When people panic they are overwhelmed by fear to the point that they cease to act rationally. They become a danger to themselves and those around them, which is why these calls to panic seem so weird. So why has “panic” become so weaponised in the debate around Brexit? Well, on a practical level, the aim of these alarmist accounts is to encourage members of the public to fear the worst about life in post-Brexit Britain.

The constant evocation of a world of food shortages, lack of medicine, breakdown of infrastructure and chaos attempts to foster a climate of hopelessness and demoralisation in British society. Those who weaponise the word panic are actually hoping that people will adopt this self-destructive form of irrational behaviour. Not content with prophesying the collapse of the aviation industry, advocates of Project Fear have supplemented their propaganda by evoking people’s dread of war and conflict.

The spectre of a descent into a world comparable to the dark days of the interwar era is used to frighten people off Brexit. “A humiliating Brexit deal risks a descent into Weimar Britain,” contends historian Timothy Garton Ash. Does he really believe that the day after a no-deal Brexit Britain will descend into the hell that was 1930s Germany? Of course not. Instead he wrote, “Am I exaggerating the danger by even hinting at a comparison with Weimar Germany?” before clarifying: “Indeed I am”!

So why did he feel the need to scare people with the ghost of Weimar Germany? He writes: “It’s surely better to overdramatise the risk, to get everyone to wake up to it.” In a different setting, warnings intended to exaggerate reality are usually associated with the term “the Noble Lie”. Advocates of the Noble Lie insist that they have the right to stretch the truth because regardless of the facts their warnings serve a politically valuable cause.

In this case the cause of waking up an otherwise ignorant public justifies stretching the truth and preying on people’s anxieties. Ever since Britain voted to leave the EU, advocates of the Noble Lie have been busy concocting alarmist stories. Do you remember the scary stories about a surge of hate crimes in the aftermath of the referendum?

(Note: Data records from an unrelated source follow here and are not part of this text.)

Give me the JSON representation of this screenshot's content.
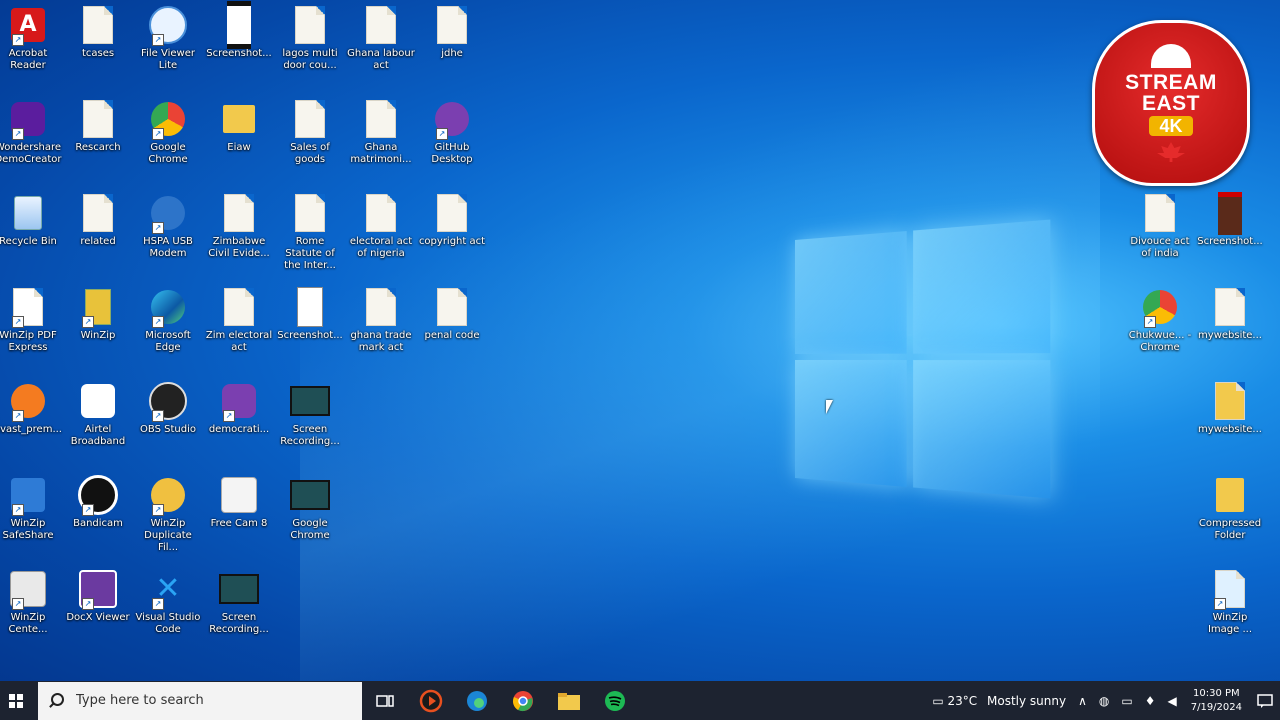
{
  "desktop": {
    "icons": [
      {
        "label": "Acrobat Reader"
      },
      {
        "label": "tcases"
      },
      {
        "label": "File Viewer Lite"
      },
      {
        "label": "Screenshot..."
      },
      {
        "label": "lagos multi door cou..."
      },
      {
        "label": "Ghana labour act"
      },
      {
        "label": "jdhe"
      },
      {
        "label": "Wondershare DemoCreator"
      },
      {
        "label": "Rescarch"
      },
      {
        "label": "Google Chrome"
      },
      {
        "label": "Eiaw"
      },
      {
        "label": "Sales of goods"
      },
      {
        "label": "Ghana matrimoni..."
      },
      {
        "label": "GitHub Desktop"
      },
      {
        "label": "Recycle Bin"
      },
      {
        "label": "related"
      },
      {
        "label": "HSPA USB Modem"
      },
      {
        "label": "Zimbabwe Civil Evide..."
      },
      {
        "label": "Rome Statute of the Inter..."
      },
      {
        "label": "electoral act of nigeria"
      },
      {
        "label": "copyright act"
      },
      {
        "label": "WinZip PDF Express"
      },
      {
        "label": "WinZip"
      },
      {
        "label": "Microsoft Edge"
      },
      {
        "label": "Zim electoral act"
      },
      {
        "label": "Screenshot..."
      },
      {
        "label": "ghana trade mark act"
      },
      {
        "label": "penal code"
      },
      {
        "label": "avast_prem..."
      },
      {
        "label": "Airtel Broadband"
      },
      {
        "label": "OBS Studio"
      },
      {
        "label": "democrati..."
      },
      {
        "label": "Screen Recording..."
      },
      {
        "label": "WinZip SafeShare"
      },
      {
        "label": "Bandicam"
      },
      {
        "label": "WinZip Duplicate Fil..."
      },
      {
        "label": "Free Cam 8"
      },
      {
        "label": "Google Chrome"
      },
      {
        "label": "WinZip Cente..."
      },
      {
        "label": "DocX Viewer"
      },
      {
        "label": "Visual Studio Code"
      },
      {
        "label": "Screen Recording..."
      },
      {
        "label": "Divouce act of india"
      },
      {
        "label": "Screenshot..."
      },
      {
        "label": "Chukwue... - Chrome"
      },
      {
        "label": "mywebsite..."
      },
      {
        "label": "mywebsite..."
      },
      {
        "label": "Compressed Folder"
      },
      {
        "label": "WinZip Image ..."
      }
    ]
  },
  "badge": {
    "line1": "STREAM",
    "line2": "EAST",
    "line3": "4K"
  },
  "taskbar": {
    "search_placeholder": "Type here to search",
    "weather_temp": "23°C",
    "weather_text": "Mostly sunny",
    "time": "10:30 PM",
    "date": "7/19/2024"
  }
}
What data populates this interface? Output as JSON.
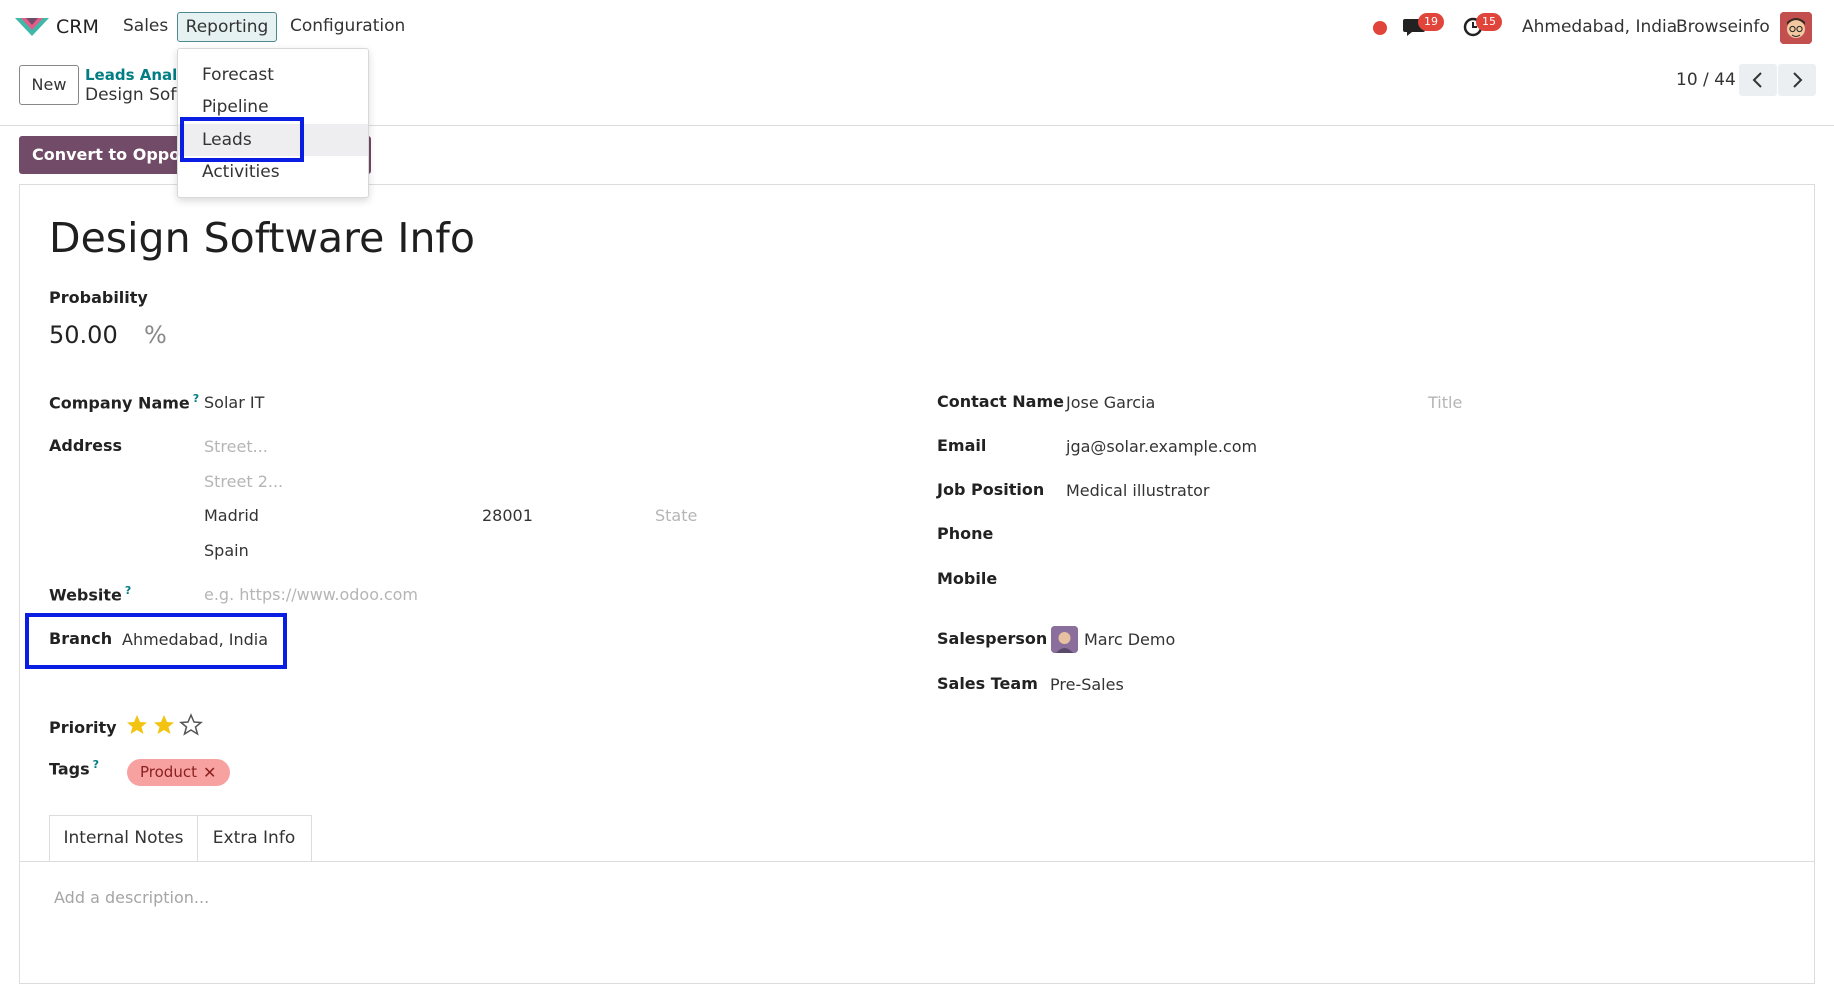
{
  "navbar": {
    "app_name": "CRM",
    "menus": [
      "Sales",
      "Reporting",
      "Configuration"
    ],
    "messages_count": "19",
    "activities_count": "15",
    "branch": "Ahmedabad, India",
    "company": "Browseinfo"
  },
  "control_panel": {
    "new_label": "New",
    "breadcrumb_parent": "Leads Analysis",
    "breadcrumb_current": "Design Software Info",
    "pager": "10 / 44"
  },
  "reporting_menu": {
    "items": [
      "Forecast",
      "Pipeline",
      "Leads",
      "Activities"
    ],
    "active": "Leads"
  },
  "actions": {
    "convert_label": "Convert to Opportunity"
  },
  "form": {
    "title": "Design Software Info",
    "probability_label": "Probability",
    "probability_value": "50.00",
    "probability_unit": "%",
    "company_name_label": "Company Name",
    "company_name": "Solar IT",
    "address_label": "Address",
    "street_placeholder": "Street...",
    "street2_placeholder": "Street 2...",
    "city": "Madrid",
    "zip": "28001",
    "state_placeholder": "State",
    "country": "Spain",
    "website_label": "Website",
    "website_placeholder": "e.g. https://www.odoo.com",
    "branch_label": "Branch",
    "branch_value": "Ahmedabad, India",
    "priority_label": "Priority",
    "priority_stars": 2,
    "priority_max": 3,
    "tags_label": "Tags",
    "tags": [
      "Product"
    ],
    "contact_name_label": "Contact Name",
    "contact_name": "Jose Garcia",
    "title_placeholder": "Title",
    "email_label": "Email",
    "email": "jga@solar.example.com",
    "job_position_label": "Job Position",
    "job_position": "Medical illustrator",
    "phone_label": "Phone",
    "mobile_label": "Mobile",
    "salesperson_label": "Salesperson",
    "salesperson": "Marc Demo",
    "sales_team_label": "Sales Team",
    "sales_team": "Pre-Sales"
  },
  "tabs": {
    "items": [
      "Internal Notes",
      "Extra Info"
    ],
    "active": "Internal Notes",
    "description_placeholder": "Add a description..."
  },
  "colors": {
    "primary": "#714b67",
    "link": "#017e84",
    "highlight": "#0a1ee3",
    "badge": "#e0443a",
    "star": "#f3c311",
    "tag_bg": "#f7a2a0"
  }
}
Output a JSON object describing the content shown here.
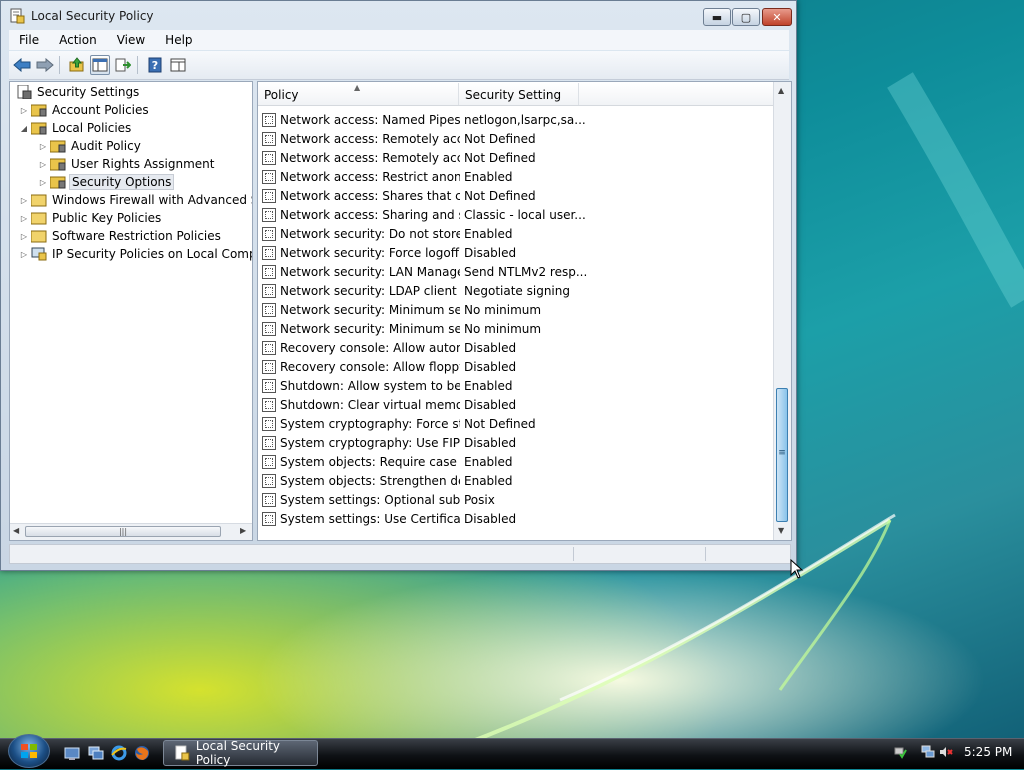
{
  "window": {
    "title": "Local Security Policy",
    "controls": {
      "minimize": "▬",
      "maximize": "▢",
      "close": "✕"
    }
  },
  "menubar": {
    "items": [
      "File",
      "Action",
      "View",
      "Help"
    ]
  },
  "toolbar": {
    "buttons": [
      "back-icon",
      "forward-icon",
      "up-folder-icon",
      "show-hide-tree-icon",
      "export-list-icon",
      "help-icon",
      "view-icon"
    ]
  },
  "tree": {
    "root": "Security Settings",
    "nodes": [
      {
        "label": "Account Policies"
      },
      {
        "label": "Local Policies"
      },
      {
        "label": "Audit Policy"
      },
      {
        "label": "User Rights Assignment"
      },
      {
        "label": "Security Options"
      },
      {
        "label": "Windows Firewall with Advanced Secu"
      },
      {
        "label": "Public Key Policies"
      },
      {
        "label": "Software Restriction Policies"
      },
      {
        "label": "IP Security Policies on Local Compute"
      }
    ]
  },
  "list": {
    "columns": [
      "Policy",
      "Security Setting"
    ],
    "rows": [
      {
        "policy": "Network access: Named Pipes t...",
        "setting": "netlogon,lsarpc,sa..."
      },
      {
        "policy": "Network access: Remotely acce...",
        "setting": "Not Defined"
      },
      {
        "policy": "Network access: Remotely acce...",
        "setting": "Not Defined"
      },
      {
        "policy": "Network access: Restrict anony...",
        "setting": "Enabled"
      },
      {
        "policy": "Network access: Shares that ca...",
        "setting": "Not Defined"
      },
      {
        "policy": "Network access: Sharing and se...",
        "setting": "Classic - local user..."
      },
      {
        "policy": "Network security: Do not store ...",
        "setting": "Enabled"
      },
      {
        "policy": "Network security: Force logoff ...",
        "setting": "Disabled"
      },
      {
        "policy": "Network security: LAN Manage...",
        "setting": "Send NTLMv2 resp..."
      },
      {
        "policy": "Network security: LDAP client si...",
        "setting": "Negotiate signing"
      },
      {
        "policy": "Network security: Minimum ses...",
        "setting": "No minimum"
      },
      {
        "policy": "Network security: Minimum ses...",
        "setting": "No minimum"
      },
      {
        "policy": "Recovery console: Allow autom...",
        "setting": "Disabled"
      },
      {
        "policy": "Recovery console: Allow floppy...",
        "setting": "Disabled"
      },
      {
        "policy": "Shutdown: Allow system to be ...",
        "setting": "Enabled"
      },
      {
        "policy": "Shutdown: Clear virtual memor...",
        "setting": "Disabled"
      },
      {
        "policy": "System cryptography: Force str...",
        "setting": "Not Defined"
      },
      {
        "policy": "System cryptography: Use FIPS ...",
        "setting": "Disabled"
      },
      {
        "policy": "System objects: Require case in...",
        "setting": "Enabled"
      },
      {
        "policy": "System objects: Strengthen def...",
        "setting": "Enabled"
      },
      {
        "policy": "System settings: Optional subsy...",
        "setting": "Posix"
      },
      {
        "policy": "System settings: Use Certificate ...",
        "setting": "Disabled"
      }
    ]
  },
  "taskbar": {
    "task_button": "Local Security Policy",
    "clock": "5:25 PM",
    "tray_icons": [
      "safely-remove-icon",
      "network-icon",
      "volume-muted-icon"
    ],
    "quicklaunch": [
      "show-desktop-icon",
      "switch-windows-icon",
      "internet-explorer-icon",
      "firefox-icon"
    ]
  },
  "colors": {
    "accent": "#3c7fb1",
    "window_frame": "#c9d6e4",
    "close_button": "#c0432b"
  }
}
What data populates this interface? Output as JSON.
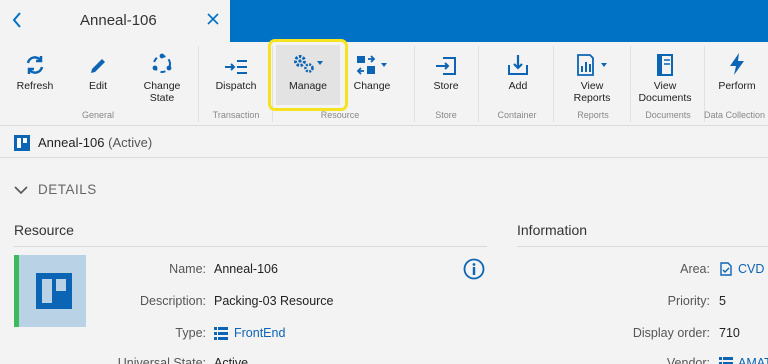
{
  "tab": {
    "title": "Anneal-106"
  },
  "ribbon": {
    "buttons": {
      "refresh": "Refresh",
      "edit": "Edit",
      "change_state_1": "Change",
      "change_state_2": "State",
      "dispatch": "Dispatch",
      "manage": "Manage",
      "change": "Change",
      "store": "Store",
      "add": "Add",
      "view_reports_1": "View",
      "view_reports_2": "Reports",
      "view_documents_1": "View",
      "view_documents_2": "Documents",
      "perform": "Perform"
    },
    "groups": {
      "general": "General",
      "transaction": "Transaction",
      "resource": "Resource",
      "store": "Store",
      "container": "Container",
      "reports": "Reports",
      "documents": "Documents",
      "data_collection": "Data Collection"
    }
  },
  "header": {
    "name": "Anneal-106",
    "status": "(Active)"
  },
  "details": {
    "label": "DETAILS"
  },
  "resource": {
    "title": "Resource",
    "fields": {
      "name_label": "Name:",
      "name_value": "Anneal-106",
      "description_label": "Description:",
      "description_value": "Packing-03 Resource",
      "type_label": "Type:",
      "type_value": "FrontEnd",
      "universal_state_label": "Universal State:",
      "universal_state_value": "Active"
    }
  },
  "information": {
    "title": "Information",
    "fields": {
      "area_label": "Area:",
      "area_value": "CVD",
      "priority_label": "Priority:",
      "priority_value": "5",
      "display_order_label": "Display order:",
      "display_order_value": "710",
      "vendor_label": "Vendor:",
      "vendor_value": "AMAT"
    }
  },
  "colors": {
    "accent_blue": "#0072c6",
    "highlight_yellow": "#f5e321",
    "status_green": "#3dbb5a",
    "link": "#0b64b4"
  }
}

Suddenly post-referendum Britain was depicted as a lawless jungle rife with violence against minorities.

The reality was very different. According to the Crown Prosecution Service there was a sharp decrease in religious and racial hate crimes that were reported to it by the police during the year 2016-2017. While fabricators of fear issued warnings about hate crimes rising, prosecutions were down by 7.89 per cent. Thankfully the majority of Britain has paid little attention to these prophets of panic.

Given that Britain was able to avoid the temptations of Weimar in the 1930s it is definitely not going to allow the dreams invested in Brexit to turn into a nightmare. The future is always uncertain and any responsible government will prepare for all contingencies in the post-Brexit world. We are not young children helpless in the face of uncertainty. If our preparations are inspired by the politics of hope and not of fear, the spirit of British fortitude will allow us to seize the opportunities available in the post-Brexit era.